IEEE-CYBER is a newly established international conference focusing on intelligent cyber systems in automation and control. Today’s automation systems are increasingly equipped with sophisticated sensors and network interfaces to facilitate real-time monitoring and control through the cyber space. As networking technology continues to increase in bandwidth and decrease in price, this trend is expected to grow by leaps and bounds as new generations of internet-friendly automation systems become increasingly interconnected to provide not only fast and cost-effective, but also advanced intelligent control to a wide variety of disciplines such as healthcare, homeland security, energy, telecommunications, environment, transportation, and manufacturing. IEEE-CYBER 2011 hosted leaders and visionaries from both industry and academia who disseminated their latest research results in intelligent cyber systems, including new scientific theories, computational algorithms, information technologies, and engineering techniques that enable the rapid development and integration of advanced automation systems with internet, networks, and computational intelligence.

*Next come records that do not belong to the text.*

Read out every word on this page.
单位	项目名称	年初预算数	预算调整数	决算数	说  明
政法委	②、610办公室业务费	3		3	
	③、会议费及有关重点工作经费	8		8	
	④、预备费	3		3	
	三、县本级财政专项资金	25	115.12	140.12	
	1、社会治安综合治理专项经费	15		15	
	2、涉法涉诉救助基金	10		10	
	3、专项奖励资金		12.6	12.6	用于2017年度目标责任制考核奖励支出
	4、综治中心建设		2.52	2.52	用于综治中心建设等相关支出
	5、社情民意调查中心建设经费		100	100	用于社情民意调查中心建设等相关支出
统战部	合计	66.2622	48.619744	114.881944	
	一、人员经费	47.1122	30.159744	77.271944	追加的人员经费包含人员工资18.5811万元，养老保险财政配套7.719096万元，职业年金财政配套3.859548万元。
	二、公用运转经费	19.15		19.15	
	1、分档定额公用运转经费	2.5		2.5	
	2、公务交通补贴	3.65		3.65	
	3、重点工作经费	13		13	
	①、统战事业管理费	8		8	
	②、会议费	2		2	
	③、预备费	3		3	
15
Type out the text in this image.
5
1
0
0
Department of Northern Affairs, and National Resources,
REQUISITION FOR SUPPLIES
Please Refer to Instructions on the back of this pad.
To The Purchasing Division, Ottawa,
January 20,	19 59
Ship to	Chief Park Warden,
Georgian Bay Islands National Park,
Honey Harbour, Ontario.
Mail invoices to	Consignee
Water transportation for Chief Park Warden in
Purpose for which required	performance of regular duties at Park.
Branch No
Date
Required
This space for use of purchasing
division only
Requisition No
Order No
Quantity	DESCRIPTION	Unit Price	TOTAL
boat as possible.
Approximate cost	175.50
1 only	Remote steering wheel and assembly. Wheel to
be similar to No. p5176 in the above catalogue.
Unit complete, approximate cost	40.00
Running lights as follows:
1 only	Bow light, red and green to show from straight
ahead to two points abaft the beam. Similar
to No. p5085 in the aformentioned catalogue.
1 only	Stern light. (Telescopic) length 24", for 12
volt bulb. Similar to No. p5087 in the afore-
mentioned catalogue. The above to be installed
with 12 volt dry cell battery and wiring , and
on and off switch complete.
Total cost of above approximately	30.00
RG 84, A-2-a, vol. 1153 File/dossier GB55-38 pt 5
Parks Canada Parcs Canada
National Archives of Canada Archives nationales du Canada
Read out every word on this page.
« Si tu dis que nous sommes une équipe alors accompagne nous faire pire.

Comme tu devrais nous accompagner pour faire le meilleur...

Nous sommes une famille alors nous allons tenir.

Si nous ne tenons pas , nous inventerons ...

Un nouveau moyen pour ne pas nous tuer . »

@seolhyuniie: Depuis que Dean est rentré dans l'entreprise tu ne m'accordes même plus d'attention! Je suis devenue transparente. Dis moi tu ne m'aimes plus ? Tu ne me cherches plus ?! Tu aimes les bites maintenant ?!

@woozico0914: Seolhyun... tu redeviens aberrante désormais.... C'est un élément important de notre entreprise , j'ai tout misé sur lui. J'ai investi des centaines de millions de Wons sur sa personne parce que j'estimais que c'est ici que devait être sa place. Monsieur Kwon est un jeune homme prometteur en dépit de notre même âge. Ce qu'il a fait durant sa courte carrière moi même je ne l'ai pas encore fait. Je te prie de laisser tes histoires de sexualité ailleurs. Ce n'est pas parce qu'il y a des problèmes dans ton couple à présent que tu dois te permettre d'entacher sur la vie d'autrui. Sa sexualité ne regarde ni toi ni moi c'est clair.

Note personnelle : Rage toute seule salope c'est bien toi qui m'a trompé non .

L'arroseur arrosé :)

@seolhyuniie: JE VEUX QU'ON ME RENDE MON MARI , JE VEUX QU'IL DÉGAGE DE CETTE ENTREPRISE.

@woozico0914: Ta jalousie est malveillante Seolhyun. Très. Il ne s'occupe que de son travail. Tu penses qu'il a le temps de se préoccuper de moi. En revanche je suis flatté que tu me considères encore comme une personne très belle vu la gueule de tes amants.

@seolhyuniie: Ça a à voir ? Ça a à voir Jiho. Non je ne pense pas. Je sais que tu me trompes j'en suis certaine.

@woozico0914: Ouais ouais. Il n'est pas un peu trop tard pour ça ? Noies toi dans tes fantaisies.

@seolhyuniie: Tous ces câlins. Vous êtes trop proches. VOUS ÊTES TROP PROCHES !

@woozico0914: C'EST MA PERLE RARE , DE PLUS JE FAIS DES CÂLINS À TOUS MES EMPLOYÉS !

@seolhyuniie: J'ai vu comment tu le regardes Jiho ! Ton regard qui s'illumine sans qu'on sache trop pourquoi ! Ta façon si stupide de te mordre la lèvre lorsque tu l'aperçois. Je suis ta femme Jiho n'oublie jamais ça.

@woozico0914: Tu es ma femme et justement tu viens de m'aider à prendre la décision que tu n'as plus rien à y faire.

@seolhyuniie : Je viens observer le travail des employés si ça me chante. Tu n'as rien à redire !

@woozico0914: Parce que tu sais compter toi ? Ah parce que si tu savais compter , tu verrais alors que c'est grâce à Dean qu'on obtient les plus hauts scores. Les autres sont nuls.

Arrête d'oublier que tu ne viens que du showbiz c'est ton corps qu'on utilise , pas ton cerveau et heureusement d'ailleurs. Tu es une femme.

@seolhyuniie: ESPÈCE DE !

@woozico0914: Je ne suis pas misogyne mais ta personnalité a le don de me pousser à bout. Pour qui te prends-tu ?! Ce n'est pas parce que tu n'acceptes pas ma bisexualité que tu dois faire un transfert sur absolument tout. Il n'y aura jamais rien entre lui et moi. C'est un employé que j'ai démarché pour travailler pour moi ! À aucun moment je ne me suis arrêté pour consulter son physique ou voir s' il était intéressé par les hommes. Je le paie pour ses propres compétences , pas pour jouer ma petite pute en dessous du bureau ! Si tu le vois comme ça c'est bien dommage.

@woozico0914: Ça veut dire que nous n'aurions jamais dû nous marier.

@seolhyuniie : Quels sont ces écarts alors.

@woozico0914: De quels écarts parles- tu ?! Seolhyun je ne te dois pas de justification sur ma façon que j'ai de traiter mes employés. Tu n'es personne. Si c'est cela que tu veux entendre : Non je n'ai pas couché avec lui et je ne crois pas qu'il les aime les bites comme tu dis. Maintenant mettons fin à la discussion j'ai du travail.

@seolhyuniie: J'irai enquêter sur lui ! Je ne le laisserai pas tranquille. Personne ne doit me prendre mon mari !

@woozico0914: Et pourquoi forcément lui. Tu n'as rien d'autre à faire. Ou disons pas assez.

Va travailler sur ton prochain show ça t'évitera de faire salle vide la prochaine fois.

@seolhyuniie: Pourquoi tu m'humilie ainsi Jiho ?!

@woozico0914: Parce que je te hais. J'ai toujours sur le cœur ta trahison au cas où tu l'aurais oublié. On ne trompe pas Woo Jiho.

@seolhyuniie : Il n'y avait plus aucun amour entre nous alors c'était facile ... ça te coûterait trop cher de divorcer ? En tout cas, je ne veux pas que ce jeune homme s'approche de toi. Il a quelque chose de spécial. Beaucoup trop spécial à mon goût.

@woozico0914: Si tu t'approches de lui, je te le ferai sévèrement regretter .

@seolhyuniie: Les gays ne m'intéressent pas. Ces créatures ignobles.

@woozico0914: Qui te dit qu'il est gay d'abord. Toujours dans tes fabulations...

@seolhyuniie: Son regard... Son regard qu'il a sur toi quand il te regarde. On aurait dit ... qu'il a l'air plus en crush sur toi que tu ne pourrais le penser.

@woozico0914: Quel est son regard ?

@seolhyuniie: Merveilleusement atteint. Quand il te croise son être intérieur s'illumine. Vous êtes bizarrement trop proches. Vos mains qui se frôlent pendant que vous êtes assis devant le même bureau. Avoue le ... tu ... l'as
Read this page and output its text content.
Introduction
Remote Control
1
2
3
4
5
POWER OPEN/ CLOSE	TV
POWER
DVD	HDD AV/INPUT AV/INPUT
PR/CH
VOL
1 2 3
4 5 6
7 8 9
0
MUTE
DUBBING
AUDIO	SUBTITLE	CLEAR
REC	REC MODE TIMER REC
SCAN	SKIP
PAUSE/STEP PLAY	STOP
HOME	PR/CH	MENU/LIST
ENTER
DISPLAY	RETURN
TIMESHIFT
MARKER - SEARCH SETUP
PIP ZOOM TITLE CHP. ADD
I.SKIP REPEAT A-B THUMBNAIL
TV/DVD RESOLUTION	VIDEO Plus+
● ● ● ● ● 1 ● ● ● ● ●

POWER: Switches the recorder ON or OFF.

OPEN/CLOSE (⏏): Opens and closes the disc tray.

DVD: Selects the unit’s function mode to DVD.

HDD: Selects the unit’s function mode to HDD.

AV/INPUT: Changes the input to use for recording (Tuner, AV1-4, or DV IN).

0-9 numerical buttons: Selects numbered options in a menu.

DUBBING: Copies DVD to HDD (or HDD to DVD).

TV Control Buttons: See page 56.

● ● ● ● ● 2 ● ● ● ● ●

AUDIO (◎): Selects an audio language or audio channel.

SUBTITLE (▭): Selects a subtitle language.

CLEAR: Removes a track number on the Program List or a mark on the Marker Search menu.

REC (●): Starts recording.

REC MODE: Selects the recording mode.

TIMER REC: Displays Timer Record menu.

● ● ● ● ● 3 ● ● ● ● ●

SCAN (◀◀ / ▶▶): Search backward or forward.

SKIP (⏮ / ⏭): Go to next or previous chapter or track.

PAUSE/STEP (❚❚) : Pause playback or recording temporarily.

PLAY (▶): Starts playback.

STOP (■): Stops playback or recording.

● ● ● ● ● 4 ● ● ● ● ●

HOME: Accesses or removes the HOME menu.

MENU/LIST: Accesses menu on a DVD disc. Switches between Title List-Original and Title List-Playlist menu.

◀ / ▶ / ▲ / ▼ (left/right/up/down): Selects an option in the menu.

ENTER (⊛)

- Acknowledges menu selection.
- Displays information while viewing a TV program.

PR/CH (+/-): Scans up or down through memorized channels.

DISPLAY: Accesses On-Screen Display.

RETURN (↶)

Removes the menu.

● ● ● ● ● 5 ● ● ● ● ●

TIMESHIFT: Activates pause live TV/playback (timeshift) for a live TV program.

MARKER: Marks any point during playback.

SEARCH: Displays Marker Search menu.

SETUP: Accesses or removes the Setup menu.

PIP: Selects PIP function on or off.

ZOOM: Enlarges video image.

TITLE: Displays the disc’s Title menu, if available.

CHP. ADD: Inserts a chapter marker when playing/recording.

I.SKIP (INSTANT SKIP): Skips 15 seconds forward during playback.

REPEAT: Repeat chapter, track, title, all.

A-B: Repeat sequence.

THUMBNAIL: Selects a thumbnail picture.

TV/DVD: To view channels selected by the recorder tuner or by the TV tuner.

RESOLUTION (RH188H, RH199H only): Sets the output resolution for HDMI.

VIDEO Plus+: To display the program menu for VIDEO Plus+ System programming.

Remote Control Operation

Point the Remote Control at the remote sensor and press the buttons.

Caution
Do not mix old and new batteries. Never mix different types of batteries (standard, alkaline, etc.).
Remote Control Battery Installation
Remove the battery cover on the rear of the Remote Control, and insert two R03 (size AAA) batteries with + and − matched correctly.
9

Dr. Baras’ lecture was entitled “Component-based Architectures for the Synthesis of Intelligent Networked Systems” and its theme was the need for the development of new methodologies and design environments for complex engineered systems. Advances in Information Technology have enabled the design of complex networked systems, with large number of heterogeneous components and capable of multiple complex functions. These advances have at the same time increased the capabilities of such systems and have increased their complexity to such an extent that systematic design towards predictable performance is extremely difficult if not infeasible today. This is especially manifested in the area of cyber-physical systems, of all scales, that have become ubiquitous. In addition, the need for systems that can rapidly adapt to new situations and change their structure and behavior accordingly has also increased dramatically. Dr. Baras presented his research on new foundational methodologies that show promise in addressing these challenges. They include model-based systems engineering, component based synthesis and architectural design towards efficiency and adaptability. He demonstrated their effectiveness in various applications: collaborative robotics, collaborative heterogeneous sensor networks, cybersecurity of critical infrastructures, human-machine teams and organizations, and composite trust.